Ever heard of Death by Powerpoint? Even if you have not, you probably have sat in on presentations where the presenter uses presentation slides more to remind himself of the things he wanted to say than to help you understand his message. To me, the worst version of this is when each slide is packed with words in small font, and they are read off the slides by the presenter.
But slides can be quite useful and help your audience stay engaged. In a virtual meeting, slides can serve a number of purposes:
1. Slides can serve to engage your audience
Just as in in-person meetings, slides can be very useful virtual meetings to illustrate a point you are making. You can use images or diagrams to visualize complex ideas, solicit an emotional response from your audience, or give orientation – how was that argument connected to the theoretical framework we are discussing?
This is particularly important in a virtual setting because, in contrast to a in-person presentation, you cannot connect to your audience through your body language and it is more difficult to pick up their mood. Visually well-done slides are like an additional communication channel that (hopefully) supports the words you are uttering.
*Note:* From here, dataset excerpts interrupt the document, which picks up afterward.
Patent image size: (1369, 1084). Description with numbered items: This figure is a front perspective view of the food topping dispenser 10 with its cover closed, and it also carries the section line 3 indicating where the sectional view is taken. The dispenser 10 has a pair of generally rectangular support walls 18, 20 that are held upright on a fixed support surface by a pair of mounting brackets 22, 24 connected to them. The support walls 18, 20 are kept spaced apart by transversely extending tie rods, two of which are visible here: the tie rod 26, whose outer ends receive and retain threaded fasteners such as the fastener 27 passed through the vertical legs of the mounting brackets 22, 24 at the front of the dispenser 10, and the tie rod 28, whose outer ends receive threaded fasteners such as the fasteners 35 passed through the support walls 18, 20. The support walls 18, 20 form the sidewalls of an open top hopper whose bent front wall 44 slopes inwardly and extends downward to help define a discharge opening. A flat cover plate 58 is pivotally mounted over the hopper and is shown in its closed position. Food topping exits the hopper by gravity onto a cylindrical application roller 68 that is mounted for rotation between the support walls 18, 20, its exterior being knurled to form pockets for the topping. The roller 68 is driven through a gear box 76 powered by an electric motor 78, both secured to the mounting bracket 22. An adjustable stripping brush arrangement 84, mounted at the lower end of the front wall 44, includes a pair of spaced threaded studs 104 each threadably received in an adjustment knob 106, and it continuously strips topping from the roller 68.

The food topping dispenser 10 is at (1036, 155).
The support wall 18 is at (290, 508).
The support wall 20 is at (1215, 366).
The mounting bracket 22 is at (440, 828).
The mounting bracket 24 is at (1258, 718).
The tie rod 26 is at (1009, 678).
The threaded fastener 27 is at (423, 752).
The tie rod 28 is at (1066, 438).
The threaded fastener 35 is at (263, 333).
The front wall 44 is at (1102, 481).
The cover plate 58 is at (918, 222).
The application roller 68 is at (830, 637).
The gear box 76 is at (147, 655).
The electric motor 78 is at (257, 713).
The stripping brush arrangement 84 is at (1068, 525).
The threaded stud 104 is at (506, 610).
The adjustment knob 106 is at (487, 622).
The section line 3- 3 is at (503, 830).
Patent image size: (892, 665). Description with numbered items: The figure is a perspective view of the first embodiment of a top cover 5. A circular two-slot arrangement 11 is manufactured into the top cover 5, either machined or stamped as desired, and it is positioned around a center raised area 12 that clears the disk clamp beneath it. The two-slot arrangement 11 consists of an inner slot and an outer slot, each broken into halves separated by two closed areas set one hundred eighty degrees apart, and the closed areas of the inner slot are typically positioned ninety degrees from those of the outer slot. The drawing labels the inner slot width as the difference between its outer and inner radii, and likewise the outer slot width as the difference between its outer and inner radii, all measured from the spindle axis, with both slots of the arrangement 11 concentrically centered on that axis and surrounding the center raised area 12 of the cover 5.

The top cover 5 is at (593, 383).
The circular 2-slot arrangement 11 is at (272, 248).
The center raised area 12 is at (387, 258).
2. Slides can serve to record a discussion
In many web-conference tools you do not only have the option to share your screen or show slides, but you can open whiteboards or annotate the slides directly. This means, you can open a whiteboard, or build empty slides into your presentation at those points on your presentation, when you want inputs from your audience and document what they are saying right there and then.
This way everyone sees in writing what is being said, can assess whether they have the same understanding of the discussion as the rest of the participants, add points that are being forgotten and even object during the discussion instead of 2 weeks after the meeting when the minutes are circulated.
3. Slides can serve to structure a meeting
In virtual meetings, it is easy to get distracted. After all, who will know if I respond to that email that just came in. Even if I want to pay attention, there are many distractions that I cannot switch off easily, for example, a colleague storming into my office with an important question. By the time I told him that I am in a meeting, and he leaves, I already missed a chunk of what’s been said and it will take me a few minutes to find my way back into the discussion.
As a presenter, or meeting facilitator, you can make it easier for people to stay attentive by providing a visible structure on slides. Use the slides to show where in the meeting agenda you are, and what you will be doing in each step. We call these the process slides as opposed to the content slides of a presentation. This way your audience will always know what you are talking about and if their attention is puled way it will be easy for them to find back into your discussion or presentation.
Are you using your meeting tool’s features?
All 3 ways to use slides in a virtual meeting, require you to get acquainted with your meeting tool. Can you upload slides? Can you share your screen? Can you annotate? Are there whiteboards? Do you know how to access these features? Who can use them? Just you as the presenter, or all participants?
Start, by testing your tool with a couple of colleagues, and then design your slides depending on the possibilities you have uncovered and the results you want to achieve in your meeting or presentation.